An architecture firm located in the street has the same name as that of the street: Rue Royale Architects. There are a nightclub and the Théâtre de l'Anagramme.

==Traboules==
There are 14 traboules in the street; most of them are open (Nos. 5, 7, 11, 19 and 23 are closed but can be visited; Nos. 11, 29, 31 and 33 are curved, others are straight):
- The No. 5 has three entrances and a particular architecture which includes five medallions, stained glass doors, many heads of old people and crouching lions carved, ancient lanterns and painted vases.
- The No. 7 includes workshops of architecture.
- At the No. 11, there are three metal balconies and plants in the courtyard.
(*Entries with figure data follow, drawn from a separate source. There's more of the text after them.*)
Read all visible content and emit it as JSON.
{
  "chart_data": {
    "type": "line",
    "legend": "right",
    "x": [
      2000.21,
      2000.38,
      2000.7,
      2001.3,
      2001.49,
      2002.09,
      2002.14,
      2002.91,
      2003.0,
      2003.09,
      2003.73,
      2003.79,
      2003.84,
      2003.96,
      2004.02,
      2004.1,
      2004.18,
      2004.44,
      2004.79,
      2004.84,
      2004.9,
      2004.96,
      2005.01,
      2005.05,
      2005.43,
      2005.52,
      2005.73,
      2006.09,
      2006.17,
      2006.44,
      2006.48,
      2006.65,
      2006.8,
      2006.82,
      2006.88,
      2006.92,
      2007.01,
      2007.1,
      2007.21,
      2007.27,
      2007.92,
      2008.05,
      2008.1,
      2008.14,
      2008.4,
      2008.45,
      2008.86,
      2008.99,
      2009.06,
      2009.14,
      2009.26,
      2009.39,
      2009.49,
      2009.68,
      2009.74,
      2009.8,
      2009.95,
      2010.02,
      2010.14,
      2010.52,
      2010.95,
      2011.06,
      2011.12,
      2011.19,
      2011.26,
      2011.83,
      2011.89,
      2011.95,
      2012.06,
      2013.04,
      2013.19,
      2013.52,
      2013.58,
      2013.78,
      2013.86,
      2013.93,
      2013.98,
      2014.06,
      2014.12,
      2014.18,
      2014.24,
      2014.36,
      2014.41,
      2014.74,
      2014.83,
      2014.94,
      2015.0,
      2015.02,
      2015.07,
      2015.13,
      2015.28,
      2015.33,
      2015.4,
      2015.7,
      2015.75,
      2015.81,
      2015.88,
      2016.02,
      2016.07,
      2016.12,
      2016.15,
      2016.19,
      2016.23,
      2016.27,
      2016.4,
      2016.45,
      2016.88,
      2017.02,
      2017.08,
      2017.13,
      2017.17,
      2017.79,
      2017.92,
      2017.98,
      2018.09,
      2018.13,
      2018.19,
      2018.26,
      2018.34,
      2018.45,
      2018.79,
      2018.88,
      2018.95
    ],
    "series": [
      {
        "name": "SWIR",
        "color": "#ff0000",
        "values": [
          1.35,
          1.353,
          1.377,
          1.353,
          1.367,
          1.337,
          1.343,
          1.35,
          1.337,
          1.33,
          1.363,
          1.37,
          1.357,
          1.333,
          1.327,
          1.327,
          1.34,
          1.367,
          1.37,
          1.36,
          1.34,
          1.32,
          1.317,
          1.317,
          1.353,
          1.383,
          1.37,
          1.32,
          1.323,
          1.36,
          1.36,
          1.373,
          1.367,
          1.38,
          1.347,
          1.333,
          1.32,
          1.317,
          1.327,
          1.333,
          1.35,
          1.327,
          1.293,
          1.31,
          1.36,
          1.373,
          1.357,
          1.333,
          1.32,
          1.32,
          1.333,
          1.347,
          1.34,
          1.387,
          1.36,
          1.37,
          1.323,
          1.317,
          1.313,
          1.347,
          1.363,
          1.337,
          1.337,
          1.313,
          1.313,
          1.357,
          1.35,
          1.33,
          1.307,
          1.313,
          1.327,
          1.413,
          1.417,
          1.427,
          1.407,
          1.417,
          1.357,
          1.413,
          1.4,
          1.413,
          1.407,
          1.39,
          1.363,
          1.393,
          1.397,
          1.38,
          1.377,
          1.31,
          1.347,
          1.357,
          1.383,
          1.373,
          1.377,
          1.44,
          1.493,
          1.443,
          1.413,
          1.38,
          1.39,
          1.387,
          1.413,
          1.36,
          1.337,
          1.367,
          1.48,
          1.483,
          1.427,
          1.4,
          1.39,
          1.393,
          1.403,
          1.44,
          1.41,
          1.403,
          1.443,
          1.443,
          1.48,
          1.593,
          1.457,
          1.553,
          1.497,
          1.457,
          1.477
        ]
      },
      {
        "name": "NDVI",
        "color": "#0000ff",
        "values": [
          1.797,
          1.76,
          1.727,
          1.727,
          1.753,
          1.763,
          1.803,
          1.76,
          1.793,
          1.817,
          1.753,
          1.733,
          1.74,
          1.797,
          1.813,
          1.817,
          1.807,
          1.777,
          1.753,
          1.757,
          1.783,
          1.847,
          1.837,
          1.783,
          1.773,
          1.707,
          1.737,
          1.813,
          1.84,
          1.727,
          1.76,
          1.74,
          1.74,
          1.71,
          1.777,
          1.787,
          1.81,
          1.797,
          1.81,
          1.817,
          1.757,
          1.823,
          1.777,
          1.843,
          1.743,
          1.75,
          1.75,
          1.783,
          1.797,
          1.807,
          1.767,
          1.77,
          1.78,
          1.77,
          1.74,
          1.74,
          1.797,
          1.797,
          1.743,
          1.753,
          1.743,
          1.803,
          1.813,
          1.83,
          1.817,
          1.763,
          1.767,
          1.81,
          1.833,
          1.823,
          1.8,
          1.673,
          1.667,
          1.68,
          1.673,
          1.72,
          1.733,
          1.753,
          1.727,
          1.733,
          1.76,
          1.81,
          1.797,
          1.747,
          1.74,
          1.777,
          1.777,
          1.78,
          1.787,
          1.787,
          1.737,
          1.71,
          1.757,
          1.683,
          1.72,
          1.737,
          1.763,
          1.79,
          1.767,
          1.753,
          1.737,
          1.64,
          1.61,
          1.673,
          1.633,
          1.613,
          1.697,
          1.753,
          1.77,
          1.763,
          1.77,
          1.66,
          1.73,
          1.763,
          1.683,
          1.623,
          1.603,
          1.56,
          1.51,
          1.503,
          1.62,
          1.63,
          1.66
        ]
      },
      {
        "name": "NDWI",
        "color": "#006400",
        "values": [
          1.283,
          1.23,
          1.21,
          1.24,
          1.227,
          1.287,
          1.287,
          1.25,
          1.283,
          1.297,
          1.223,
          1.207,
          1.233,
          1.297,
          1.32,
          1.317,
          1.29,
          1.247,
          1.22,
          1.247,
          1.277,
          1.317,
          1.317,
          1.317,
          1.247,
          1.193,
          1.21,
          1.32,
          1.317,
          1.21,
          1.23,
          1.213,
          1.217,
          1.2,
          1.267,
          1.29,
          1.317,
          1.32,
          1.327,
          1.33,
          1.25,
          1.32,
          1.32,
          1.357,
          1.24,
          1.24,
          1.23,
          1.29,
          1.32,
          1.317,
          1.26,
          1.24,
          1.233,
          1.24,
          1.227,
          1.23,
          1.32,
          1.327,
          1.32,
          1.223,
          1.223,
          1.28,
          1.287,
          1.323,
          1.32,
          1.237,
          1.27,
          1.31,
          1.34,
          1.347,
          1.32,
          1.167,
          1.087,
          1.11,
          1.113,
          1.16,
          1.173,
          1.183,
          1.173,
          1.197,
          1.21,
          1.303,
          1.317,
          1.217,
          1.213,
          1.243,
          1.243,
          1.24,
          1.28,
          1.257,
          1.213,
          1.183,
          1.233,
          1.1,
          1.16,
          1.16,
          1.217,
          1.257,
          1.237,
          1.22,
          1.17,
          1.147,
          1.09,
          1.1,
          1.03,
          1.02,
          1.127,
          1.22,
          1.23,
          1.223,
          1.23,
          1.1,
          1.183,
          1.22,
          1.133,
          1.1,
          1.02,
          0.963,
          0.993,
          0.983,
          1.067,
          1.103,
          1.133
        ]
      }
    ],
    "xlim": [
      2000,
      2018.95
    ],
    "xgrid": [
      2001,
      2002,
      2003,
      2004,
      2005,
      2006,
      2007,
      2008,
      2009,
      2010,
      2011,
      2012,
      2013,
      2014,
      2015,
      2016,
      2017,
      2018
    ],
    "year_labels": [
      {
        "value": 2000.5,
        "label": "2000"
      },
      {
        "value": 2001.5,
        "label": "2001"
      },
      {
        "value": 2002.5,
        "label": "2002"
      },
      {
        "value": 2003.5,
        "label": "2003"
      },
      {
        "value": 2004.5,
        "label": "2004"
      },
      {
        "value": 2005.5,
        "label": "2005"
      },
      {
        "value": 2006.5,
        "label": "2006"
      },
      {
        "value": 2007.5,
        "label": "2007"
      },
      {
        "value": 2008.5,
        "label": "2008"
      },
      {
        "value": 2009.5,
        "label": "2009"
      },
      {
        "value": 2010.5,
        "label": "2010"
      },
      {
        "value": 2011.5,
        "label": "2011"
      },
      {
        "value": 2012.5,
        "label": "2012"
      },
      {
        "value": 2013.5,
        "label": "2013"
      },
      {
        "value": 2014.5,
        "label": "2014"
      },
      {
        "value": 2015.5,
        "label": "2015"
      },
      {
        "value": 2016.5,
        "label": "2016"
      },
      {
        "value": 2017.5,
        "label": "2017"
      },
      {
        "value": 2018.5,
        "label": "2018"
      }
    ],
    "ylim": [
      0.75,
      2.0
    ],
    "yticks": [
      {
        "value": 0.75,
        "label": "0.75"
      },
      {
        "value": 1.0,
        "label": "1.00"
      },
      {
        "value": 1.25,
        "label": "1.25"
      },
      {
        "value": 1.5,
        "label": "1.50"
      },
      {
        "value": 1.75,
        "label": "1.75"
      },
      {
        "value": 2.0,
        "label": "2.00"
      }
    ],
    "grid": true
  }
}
- At No. 15, there is a triangular courtyard with three balconies.
- The No. 17 begins with a large door.
- At No. 21, the entrance is high and the restored courtyard has two columns.
- The gate of No. 23 dates from the eighteenth century.
- The restored courtyard of Nos. 25-27 ends with a large door with a repainted facade.
- At No. 29, there is a high fountain with a disused pendulum topped by a Virgin and Child.
- The No. 31 has a small glassed courtyard and ends under stone balconies.
- The Louis XVI-styled entrance of No. 33 is highly decorated.